Daniel Pink's TED talk on motivation is a must-watch. Watch it yourself, then send the link to your boss.





My Key Takeaways

  1. Contingent motivators often do not work in complex situations because they narrow our focus
  2. Solutions to complex problems are often on the periphery
  3. If we want to discover those solutions we need a new approach
  4. New approaches must be built on fostering intrinsic motivation which is based on three interrelated components: (a) autonomy: the urge to direct our own lives; (b) mastery: the desire to get better and better at something; and (c) purpose: the yearning to do what we do in the service of something larger than ourselves.

The Rise of Online Communities

My experience in the public sector has been that these three things are more easily achieved by participation in communities than by adherence to strict hierarchies. Community is not a new social construct; in fact it is probably one of the oldest. The difference, at least the one I see, is that the web has exponentially increased the speed at which they can form, communicate, and act (not to mention expand their reach, increase their longevity, and create digital legacy). In short, the more connected we are, the easier it is to find and share our niches and/or interests. I have a feeling that this may partially explain the popularity of professionally-focused social networks like Govloop.


The Connection Between Online Communities and Motivation

What sites like Govloop offer that the public sector organizations can't is a large pool of people who have all opted-in to the community (autonomy). Strict hierarchies, and the work we are paid to undertake within them, often fail to align well with where autonomy would take us.

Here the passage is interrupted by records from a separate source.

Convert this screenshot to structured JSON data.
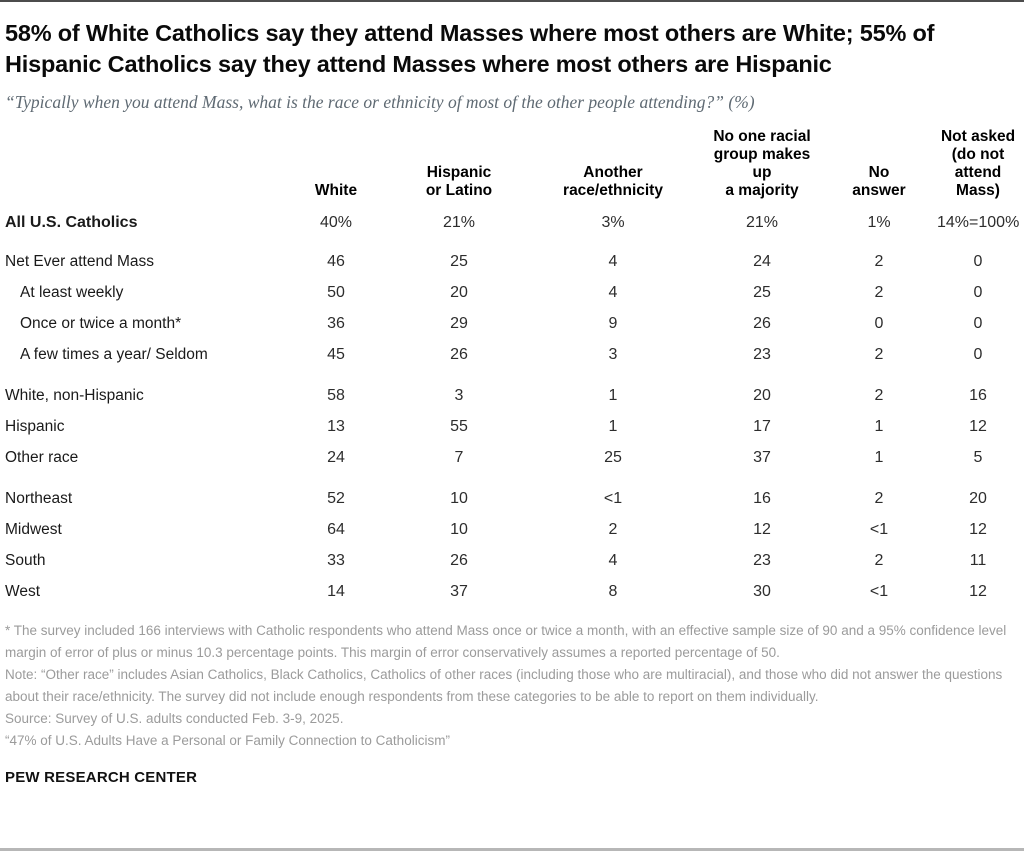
{
  "header": {
    "title": "58% of White Catholics say they attend Masses where most others are White; 55% of Hispanic Catholics say they attend Masses where most others are Hispanic",
    "subtitle": "“Typically when you attend Mass, what is the race or ethnicity of most of the other people attending?” (%)"
  },
  "table": {
    "header_display": [
      "White",
      "Hispanic\nor Latino",
      "Another\nrace/ethnicity",
      "No one racial\ngroup makes up\na majority",
      "No\nanswer",
      "Not asked\n(do not\nattend\nMass)"
    ]
  },
  "chart_data": {
    "type": "table",
    "title": "58% of White Catholics say they attend Masses where most others are White; 55% of Hispanic Catholics say they attend Masses where most others are Hispanic",
    "question": "“Typically when you attend Mass, what is the race or ethnicity of most of the other people attending?” (%)",
    "columns": [
      "White",
      "Hispanic or Latino",
      "Another race/ethnicity",
      "No one racial group makes up a majority",
      "No answer",
      "Not asked (do not attend Mass)"
    ],
    "summary_row": {
      "label": "All U.S. Catholics",
      "values": [
        "40%",
        "21%",
        "3%",
        "21%",
        "1%",
        "14%=100%"
      ]
    },
    "groups": [
      {
        "rows": [
          {
            "label": "Net Ever attend Mass",
            "indent": false,
            "values": [
              "46",
              "25",
              "4",
              "24",
              "2",
              "0"
            ]
          },
          {
            "label": "At least weekly",
            "indent": true,
            "values": [
              "50",
              "20",
              "4",
              "25",
              "2",
              "0"
            ]
          },
          {
            "label": "Once or twice a month*",
            "indent": true,
            "values": [
              "36",
              "29",
              "9",
              "26",
              "0",
              "0"
            ]
          },
          {
            "label": "A few times a year/ Seldom",
            "indent": true,
            "values": [
              "45",
              "26",
              "3",
              "23",
              "2",
              "0"
            ]
          }
        ]
      },
      {
        "rows": [
          {
            "label": "White, non-Hispanic",
            "indent": false,
            "values": [
              "58",
              "3",
              "1",
              "20",
              "2",
              "16"
            ]
          },
          {
            "label": "Hispanic",
            "indent": false,
            "values": [
              "13",
              "55",
              "1",
              "17",
              "1",
              "12"
            ]
          },
          {
            "label": "Other race",
            "indent": false,
            "values": [
              "24",
              "7",
              "25",
              "37",
              "1",
              "5"
            ]
          }
        ]
      },
      {
        "rows": [
          {
            "label": "Northeast",
            "indent": false,
            "values": [
              "52",
              "10",
              "<1",
              "16",
              "2",
              "20"
            ]
          },
          {
            "label": "Midwest",
            "indent": false,
            "values": [
              "64",
              "10",
              "2",
              "12",
              "<1",
              "12"
            ]
          },
          {
            "label": "South",
            "indent": false,
            "values": [
              "33",
              "26",
              "4",
              "23",
              "2",
              "11"
            ]
          },
          {
            "label": "West",
            "indent": false,
            "values": [
              "14",
              "37",
              "8",
              "30",
              "<1",
              "12"
            ]
          }
        ]
      }
    ]
  },
  "notes": {
    "asterisk": "* The survey included 166 interviews with Catholic respondents who attend Mass once or twice a month, with an effective sample size of 90 and a 95% confidence level margin of error of plus or minus 10.3 percentage points. This margin of error conservatively assumes a reported percentage of 50.",
    "note": "Note: “Other race” includes Asian Catholics, Black Catholics, Catholics of other races (including those who are multiracial), and those who did not answer the questions about their race/ethnicity. The survey did not include enough respondents from these categories to be able to report on them individually.",
    "source": "Source: Survey of U.S. adults conducted Feb. 3-9, 2025.",
    "report_title": "“47% of U.S. Adults Have a Personal or Family Connection to Catholicism”"
  },
  "footer": {
    "wordmark": "PEW RESEARCH CENTER"
  },
  "colors": {
    "title": "#0a0a0a",
    "subtitle": "#5f6a73",
    "notes": "#9b9b9b",
    "top_rule": "#4c4c4c",
    "bottom_rule": "#b7b7b7"
  }
}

For me personally, despite a significant interest and work overlap, there are many tasks that I perform in my substantive role that don't actually interest me. At a fundamental human level, I think that we are all working to bring our interests and our duties into complete congruence. While there may be other motivating factors, I would argue that joining a professional social network is a way to signal one's interest in improving one's skill set. My own experience with Govloop is that the network has expanded the pool of people from whom I can learn and has exposed me to a number of new social (free) learning opportunities. The community also reinforces my sense of purpose through encouraging comments on blog posts and interactions in discussion forums.


Online Communities: A Motivating Factor

This is incredibly important because the relationship between traditional motivators like salary, advancement opportunities and service to Canadians and autonomy, mastery and purpose is not always clear.

Somewhere at the nexus of employees and managers lies the responsibility to motivate. If participation in online communities does in fact motivate people the way I think they do, an argument could be made that they are the newest tool at the disposal of organizations looking to improve the motivation of their people.

However, this is deeply at odds with standard operating procedure in many public sector agencies. If we agree that participation in online communities can plug motivational gaps within the organization than we should be acting in a way that reduces the barriers to participation for those people in the organization who want to participate.

Why is it then that our organizations block access to these types of networks in the workplace? From where I sit, I see them filling a gap, and doing it at no additional cost to the organization, save some of the employees' time. What people need to understand is that a little time away from the desk now may actually mean a more effective use of the remaining time spent at it.


Plugging the Holes

Perhaps we need to start to rethink the public sector's relationship with social networking sites, maybe they aren't the productivity sink holes many people deem them to be, maybe they could actually be used to fill not only motivational gaps, but learning gaps, expertise gaps, and thereby perhaps even budgetary shortfalls (depending of course on how they are used).

Shouldn't managers then be looking to connect their staff to their communities of interest in a way that creates value for the organization?

If I had to wager a guess, I'd say that the ability to do this effectively is about to become one of the most important competencies for leadership.